Oh yeah, because they have a standard to maintain. That’s the beautiful thing about Pixar: They maintain a standard.

Did you have a favorite toy growing up?

I grew up across the street from a shipyard. My favorite toy? I would just get scrap wood stuff. There was a dump nearby. I would go through the dump. My mother – God bless her, she’s still here with us – she used to get me old radios from rummages sales, and she cut off the cord, and I would take them apart. I would just be making stuff. I loved pounding nails and climbing a tree. Kids can’t do that today, obviously, because of political correctness. The Woodstock Nation destroyed that. Just climb a tree and scrape your knees.

I think all of us grew up doing that – making our own toys and fun…

It’s the tinkering spirit. Every industry on the face of the earth started with one person inventing one thing. And every single one of those inventors started off as a child doing what your son did: tinkering objects from different places. It had nothing to do with toys or proscribed activities. It was all just getting junk and putting it together. A cardboard box could be anything.

You’re exactly right – but it doesn’t happen much now…

If you go to my website, Ratzenberger.com, I have a foundation. We set up schools nationwide through the Association of Community Colleges and their camps, just to do that with kids now. Go to Ratzenberger.com, and it’ll lead you to Nuts, Bolts 9& Thingamajigs] Foundation. So that’s the long answer to a short question. I just like putting things together. But going through the dump, my mother thought I was getting a little squirrely, so she had me try out for Little League, like the rest of my friends. I could care less?
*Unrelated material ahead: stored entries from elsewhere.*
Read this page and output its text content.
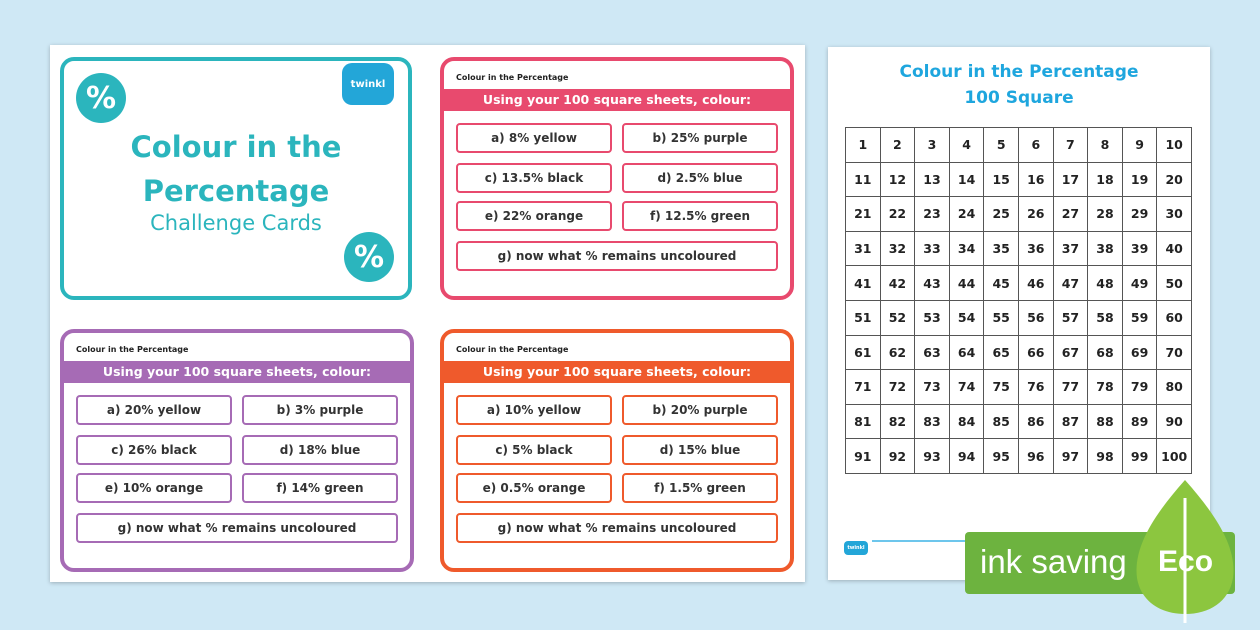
%	twinkl
Colour in the Percentage
Challenge Cards
%
Colour in the Percentage
Using your 100 square sheets, colour:
a) 8% yellow	b) 25% purple
c) 13.5% black	d) 2.5% blue
e) 22% orange	f) 12.5% green
g) now what % remains uncoloured
Colour in the Percentage
Using your 100 square sheets, colour:
a) 20% yellow	b) 3% purple
c) 26% black	d) 18% blue
e) 10% orange	f) 14% green
g) now what % remains uncoloured
Colour in the Percentage
Using your 100 square sheets, colour:
a) 10% yellow	b) 20% purple
c) 5% black	d) 15% blue
e) 0.5% orange	f) 1.5% green
g) now what % remains uncoloured
Colour in the Percentage
100 Square
1	2	3	4	5	6	7	8	9	10
11	12	13	14	15	16	17	18	19	20
21	22	23	24	25	26	27	28	29	30
31	32	33	34	35	36	37	38	39	40
41	42	43	44	45	46	47	48	49	50
51	52	53	54	55	56	57	58	59	60
61	62	63	64	65	66	67	68	69	70
71	72	73	74	75	76	77	78	79	80
81	82	83	84	85	86	87	88	89	90
91	92	93	94	95	96	97	98	99	100
twinkl	ink saving Eco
How do you think the “Toy Story” movies have affected kids and how they look at toys?

Kids will have a fascination with sandboxes. I had a fascination with sandboxes. I had a fascination with sandboxes, because it’s the first place where a child learns common sense. If you use your hands, it’s common sense not to hit your thumbs with a hammer. A sandbox is beautiful because you learn not to eat sand. In those worlds that you live in, whether it’s on a beach or playing with a cardboard box, as a child, you control that world. That’s your world, and everything else is controlled by adults. So I think that’s what the toys in “Toy Story” and everything else, when you start playing with them, this is your kingdom, this is your empire; you are the god of everything you’re creating, and I think that’s the important thing.

Kids just don’t seem to be interested in doing anything other than playing video-games these days…

And that’s actually affecting us as a civilization. I used to do this show called “Made in America.” I traveled the country for five years and visited over 300 companies. The biggest worry is that children are graduating from high schools without the ability to read a ruler … Kids out of high school cannot do that. Consequently, when you’re building airplanes, or whatever it is, the infrastructure, to be a welder, you have to know how to measure and you have to know angles. And one of the complaints is that engineers graduate with a degree, and they design things that can’t be built, because they didn’t build things when they were growing up.

Yeah, its a worry

It’s completely different now. In six to 10 years, the industry just may grind to a halt. They stopped giving shop courses in schools now, in the last 25 years, because everyone had to go to college and be fabulous. Well, OK, now we have a lot of people with degrees in sports management who can’t even change the tires of their cars.